– О, нет, приятель, ты еще как за-кончил, – худое поросячье лицо ухмыльнулось, когда Алан увидел едва заметное на черном цвете мокрое пятно.
Один из амбалов освободил мне руки, а второй впился в плечо и вывел прочь, оставляя за спиной глаза доктора, полные ужаса и растерянности.
Глава 6. Сумасшествие не заразно
Алан.
Я лежал, прикрыв веки, в полумраке в своей спальне и рассматривал переливающийся свет уличного фонаря высотой с этаж. Ветки деревьев махали перед яркой лампочкой, меняя витиеватый рисунок на моем одеяле.
Аспен – проклятый город, где уровень преступности пропорционален количеству моих пациентов, сейчас спал, как все душевнобольные его жители, и стеклянная, просто немая тишина заставляла меня громко вздыхать и сдавливала грудную клетку металлическим кольцом. Я чувствовал вину перед этой девушкой, но почему я еще не осознавал. И еще… я безумно хотел быть с ней рядом.
– Что это было со мной? Сумасшествие же не заразно… – произнес я одними губами и не понял, спросил ли я последнюю фразу или сделал утверждение.
Впервые в своей практике я был в замешательстве. Эмили Престон каждый раз затуманивала мой холодный рассудок, и он замерзал, покрывался инеем, а иногда тонкой ледяной коркой. И сегодня я понял, что толщина льда в моем разуме скоро станет сквозной через все мои внутренности, острыми кольями протыкая все на своем пути.
Окно было приоткрыто, потому что, несмотря на изморозь в голове, тело то и дело обдавало жаром, приятным и обжигающим, и даже болезненным. За легкой светло-голубой шторой едва различался худой белокурый силуэт, и я слишком резко поднялся на локтях. Она тут же исчезла, а я проклял себя, как это делала мама.
Я рос в очень набожной семье, где не признавали точные науки. Моя мать умерла, отказавшись от лечения, уповая на волю Божью и его же неисповедимые пути. И я не хотел, чтобы это произошло со мной вновь. Я с содроганием представлял Эмили, умирающую, холодеющую с каждым взмахом ее потрясающих ресниц. Жизнь уходила из ее прекрасных глаз в моем видении, и мое тело осыпало мелкой дрожью. Я хотел помочь ей ценою всего… и все же я спугнул грустного призрака, желанную таинственную гостью.
Желанную…
Последняя мысль меня испугала, и я понял, что влюбился в свою пациентку.

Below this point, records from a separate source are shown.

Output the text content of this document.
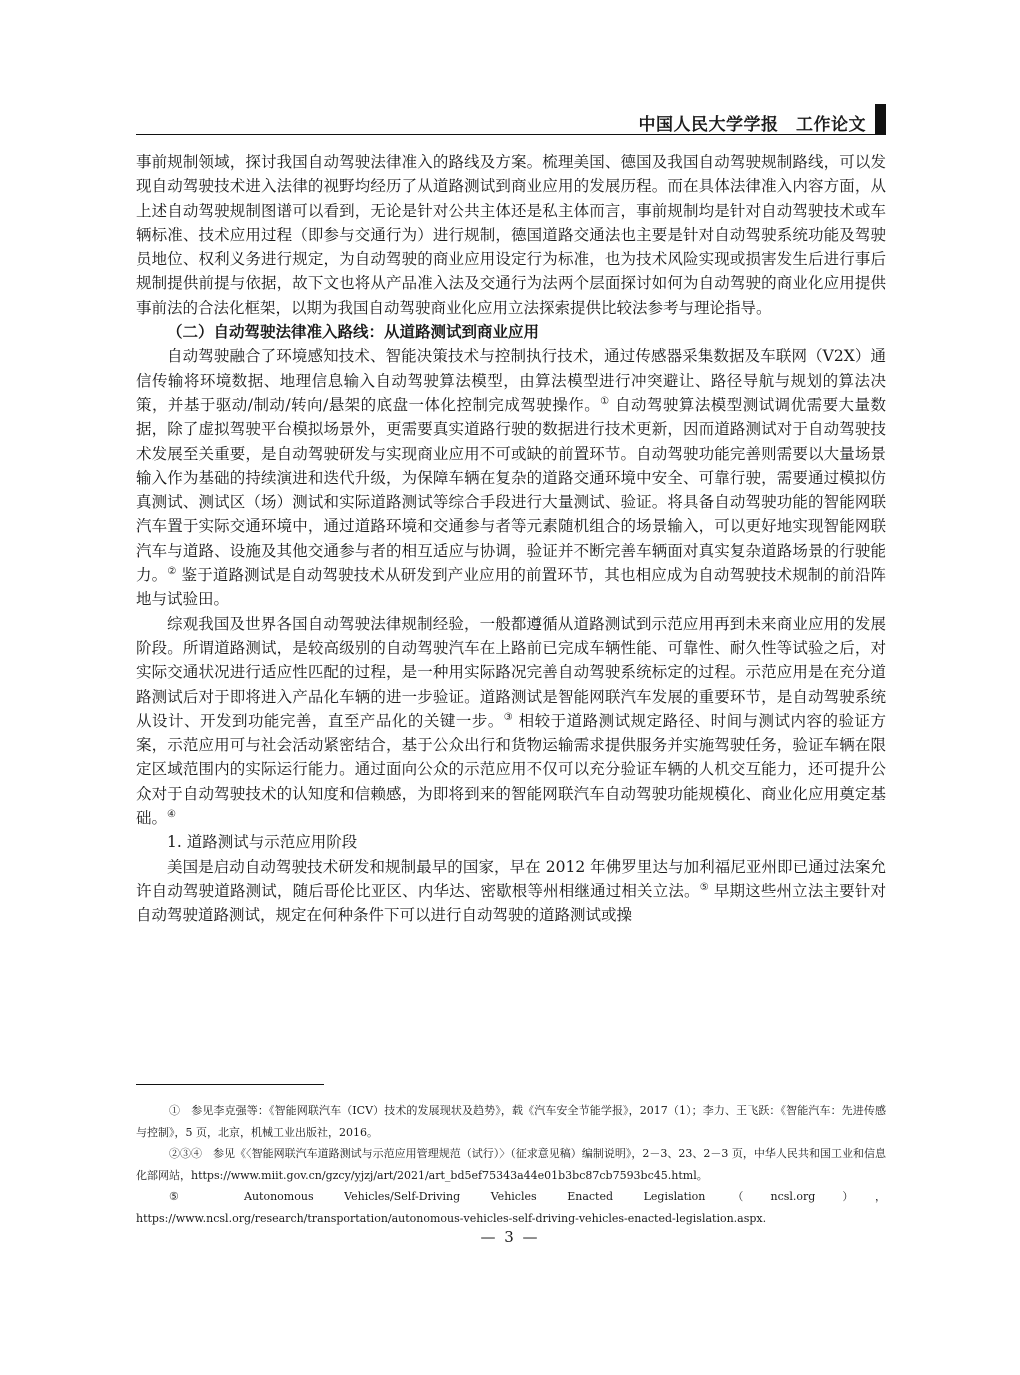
中国人民大学学报　工作论文

事前规制领域，探讨我国自动驾驶法律准入的路线及方案。梳理美国、德国及我国自动驾驶规制路线，可以发现自动驾驶技术进入法律的视野均经历了从道路测试到商业应用的发展历程。而在具体法律准入内容方面，从上述自动驾驶规制图谱可以看到，无论是针对公共主体还是私主体而言，事前规制均是针对自动驾驶技术或车辆标准、技术应用过程（即参与交通行为）进行规制，德国道路交通法也主要是针对自动驾驶系统功能及驾驶员地位、权利义务进行规定，为自动驾驶的商业应用设定行为标准，也为技术风险实现或损害发生后进行事后规制提供前提与依据，故下文也将从产品准入法及交通行为法两个层面探讨如何为自动驾驶的商业化应用提供事前法的合法化框架，以期为我国自动驾驶商业化应用立法探索提供比较法参考与理论指导。

（二）自动驾驶法律准入路线：从道路测试到商业应用

自动驾驶融合了环境感知技术、智能决策技术与控制执行技术，通过传感器采集数据及车联网（V2X）通信传输将环境数据、地理信息输入自动驾驶算法模型，由算法模型进行冲突避让、路径导航与规划的算法决策，并基于驱动/制动/转向/悬架的底盘一体化控制完成驾驶操作。① 自动驾驶算法模型测试调优需要大量数据，除了虚拟驾驶平台模拟场景外，更需要真实道路行驶的数据进行技术更新，因而道路测试对于自动驾驶技术发展至关重要，是自动驾驶研发与实现商业应用不可或缺的前置环节。自动驾驶功能完善则需要以大量场景输入作为基础的持续演进和迭代升级，为保障车辆在复杂的道路交通环境中安全、可靠行驶，需要通过模拟仿真测试、测试区（场）测试和实际道路测试等综合手段进行大量测试、验证。将具备自动驾驶功能的智能网联汽车置于实际交通环境中，通过道路环境和交通参与者等元素随机组合的场景输入，可以更好地实现智能网联汽车与道路、设施及其他交通参与者的相互适应与协调，验证并不断完善车辆面对真实复杂道路场景的行驶能力。② 鉴于道路测试是自动驾驶技术从研发到产业应用的前置环节，其也相应成为自动驾驶技术规制的前沿阵地与试验田。

综观我国及世界各国自动驾驶法律规制经验，一般都遵循从道路测试到示范应用再到未来商业应用的发展阶段。所谓道路测试，是较高级别的自动驾驶汽车在上路前已完成车辆性能、可靠性、耐久性等试验之后，对实际交通状况进行适应性匹配的过程，是一种用实际路况完善自动驾驶系统标定的过程。示范应用是在充分道路测试后对于即将进入产品化车辆的进一步验证。道路测试是智能网联汽车发展的重要环节，是自动驾驶系统从设计、开发到功能完善，直至产品化的关键一步。③ 相较于道路测试规定路径、时间与测试内容的验证方案，示范应用可与社会活动紧密结合，基于公众出行和货物运输需求提供服务并实施驾驶任务，验证车辆在限定区域范围内的实际运行能力。通过面向公众的示范应用不仅可以充分验证车辆的人机交互能力，还可提升公众对于自动驾驶技术的认知度和信赖感，为即将到来的智能网联汽车自动驾驶功能规模化、商业化应用奠定基础。④

1. 道路测试与示范应用阶段

美国是启动自动驾驶技术研发和规制最早的国家，早在 2012 年佛罗里达与加利福尼亚州即已通过法案允许自动驾驶道路测试，随后哥伦比亚区、内华达、密歇根等州相继通过相关立法。⑤ 早期这些州立法主要针对自动驾驶道路测试，规定在何种条件下可以进行自动驾驶的道路测试或操

①　参见李克强等：《智能网联汽车（ICV）技术的发展现状及趋势》，载《汽车安全节能学报》，2017（1）；李力、王飞跃：《智能汽车：先进传感与控制》，5 页，北京，机械工业出版社，2016。

②③④　参见《〈智能网联汽车道路测试与示范应用管理规范（试行）〉（征求意见稿）编制说明》，2－3、23、2－3 页，中华人民共和国工业和信息化部网站，https://www.miit.gov.cn/gzcy/yjzj/art/2021/art_bd5ef75343a44e01b3bc87cb7593bc45.html。

⑤　Autonomous Vehicles/Self-Driving Vehicles Enacted Legislation（ncsl.org），https://www.ncsl.org/research/transportation/autonomous-vehicles-self-driving-vehicles-enacted-legislation.aspx.

— 3 —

**********************************
Эмили.
Единственное окно в моей одиночной камере прибито к двери. Оно предназначено для передачи протухших объедков, которые местные офицеры называют пищей. Тусклый, едва видный свет от мерцающей лампочки постепенно сводит с ума, а стоны и сумасшедшие смешки от моих соседей не дают мне хоть немного поспать на деревянной парящей скамейке.
Чтобы вы понимали о запахе, который царил в угодьях для самых отъявленных преступников, для отбросов среди даже убийц, я поясню… тот корпус, куда меня поместили состоял сплошь из карцеров с тонкой щелочкой света и толикой кислорода. В кабинах для заключенных не было не только освещения и вентиляции, но и туалетов. А еще каждая хренова мокрая стена смердела кровью самых страшных грешников этого мира, ибо они загибали в обратную сторону свои ногти о них, пытаясь выцарапать хоть малейший шаг прочь из этого ледяного котла.
А, может, они просто пытались заглушить невыносимую вонь, что постепенно разъедала глаза?
В таком месте ты даже не можешь сосредоточиться на своем безумии, ты медленно умираешь еще до исполнения приговора, да даже до суда. Вот, что такое тюрьма «Ледяной шепот», куда меня заключили еще до доказательства моей вины. Это место, где подсудимые вскрывают себе вены зубами и разбивают головы о каменные стены.